= Folkestra =

Folkestra, formerly known as FolkESTRA North is The Sage Gateshead’s youth folk ensemble. It was founded in 2002 by Kathryn Tickell, who also served as the musical director. In 2016, Ian Stephenson, a multi-instrumentalist playing folk and traditional music from Northumbria and Scandinavia, replaced Tickell as musical director. Andy May, a piper, worked with Folkestra from 2022, as did Dave Gray, an educator and melodeon player.

They have performed at a wide range of concerts, recorded and published their self entitled album, "FolkESTRA North", and taken part in festivals including the National Festival of Youth Music, Sidmouth International Festival and Towersey Village Festival.
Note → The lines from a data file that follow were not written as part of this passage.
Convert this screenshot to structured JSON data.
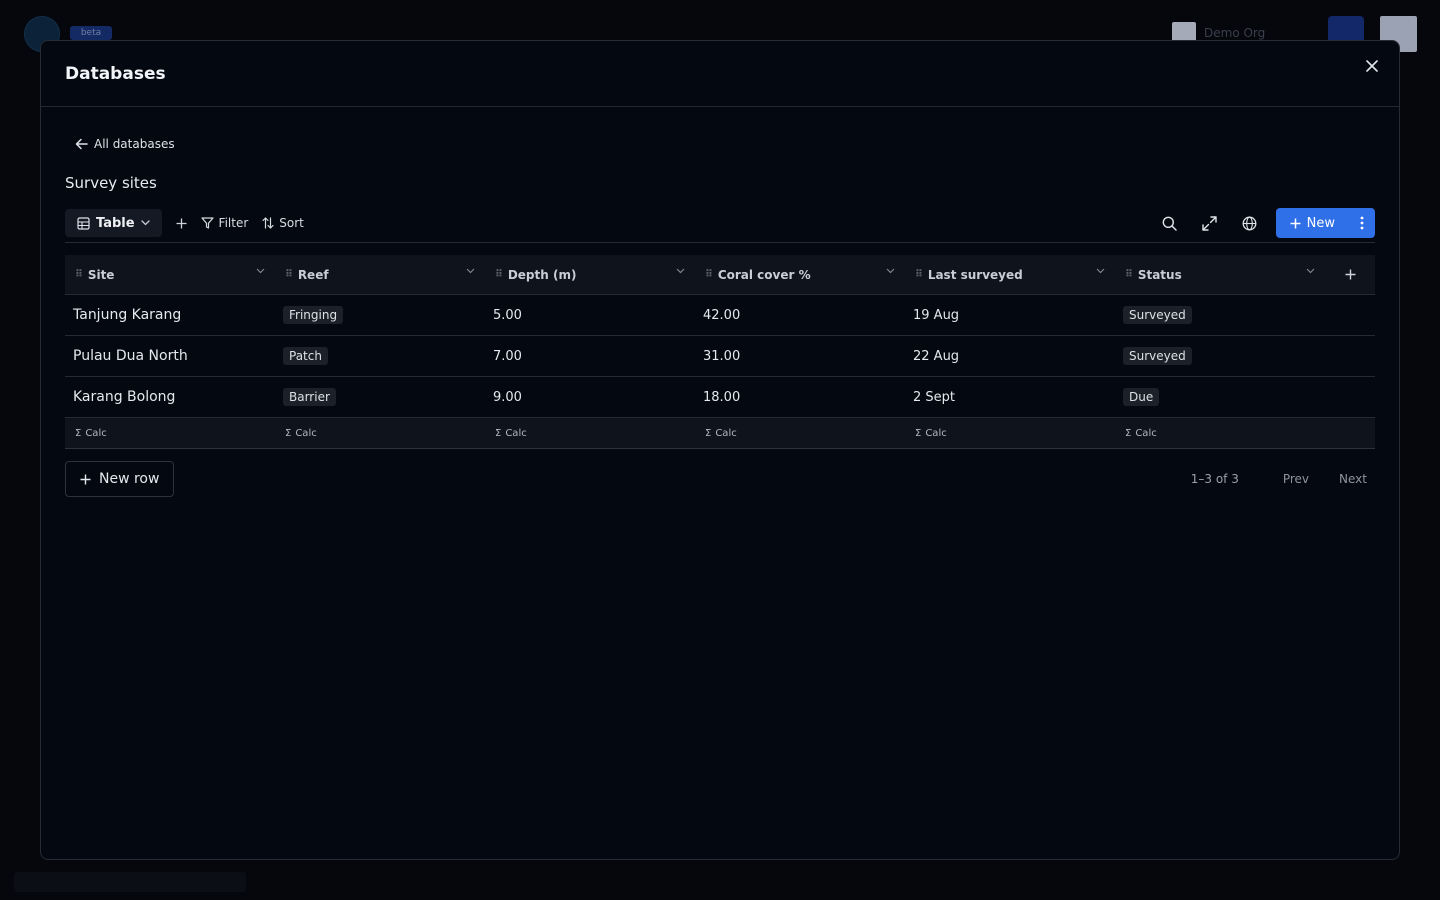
{
  "background": {
    "badge": "beta",
    "org_name": "Demo Org"
  },
  "modal": {
    "title": "Databases",
    "back_label": "All databases",
    "database_title": "Survey sites"
  },
  "toolbar": {
    "view_label": "Table",
    "filter_label": "Filter",
    "sort_label": "Sort",
    "new_label": "New"
  },
  "table": {
    "columns": [
      "Site",
      "Reef",
      "Depth (m)",
      "Coral cover %",
      "Last surveyed",
      "Status"
    ],
    "rows": [
      {
        "site": "Tanjung Karang",
        "reef": "Fringing",
        "depth": "5.00",
        "coral": "42.00",
        "last": "19 Aug",
        "status": "Surveyed"
      },
      {
        "site": "Pulau Dua North",
        "reef": "Patch",
        "depth": "7.00",
        "coral": "31.00",
        "last": "22 Aug",
        "status": "Surveyed"
      },
      {
        "site": "Karang Bolong",
        "reef": "Barrier",
        "depth": "9.00",
        "coral": "18.00",
        "last": "2 Sept",
        "status": "Due"
      }
    ],
    "calc_label": "Calc"
  },
  "footer": {
    "new_row_label": "New row",
    "count": "1–3 of 3",
    "prev_label": "Prev",
    "next_label": "Next"
  },
  "colors": {
    "accent": "#2f6fe8",
    "background": "#040810",
    "border": "#252a35"
  }
}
In Easter of 2005, Folkestra took part in a UK tour called "The Road to the North" to celebrate the rich traditional music of the North East of England. They performed here alongside The Kathryn Tickell Band, Alistair Anderson, Louisa Jo Killen, and the Old Rope String Band. With two successful CDs and a growing national reputation, Folkestra has performed at many concerts and festivals across the country, and also at the BBC Proms first ever Folk Day at the Royal Albert Hall. In the summer of 2012, Folkestra is to perform at Traflgar Square in the River of Music festival.

Folkestra's 15 band members play a wide variety of instruments, including fiddles, an accordion, a melodeon, a whistle, a flute, guitars, a saxophone, northumbrian pipes, double bass, voices, and foot percussion.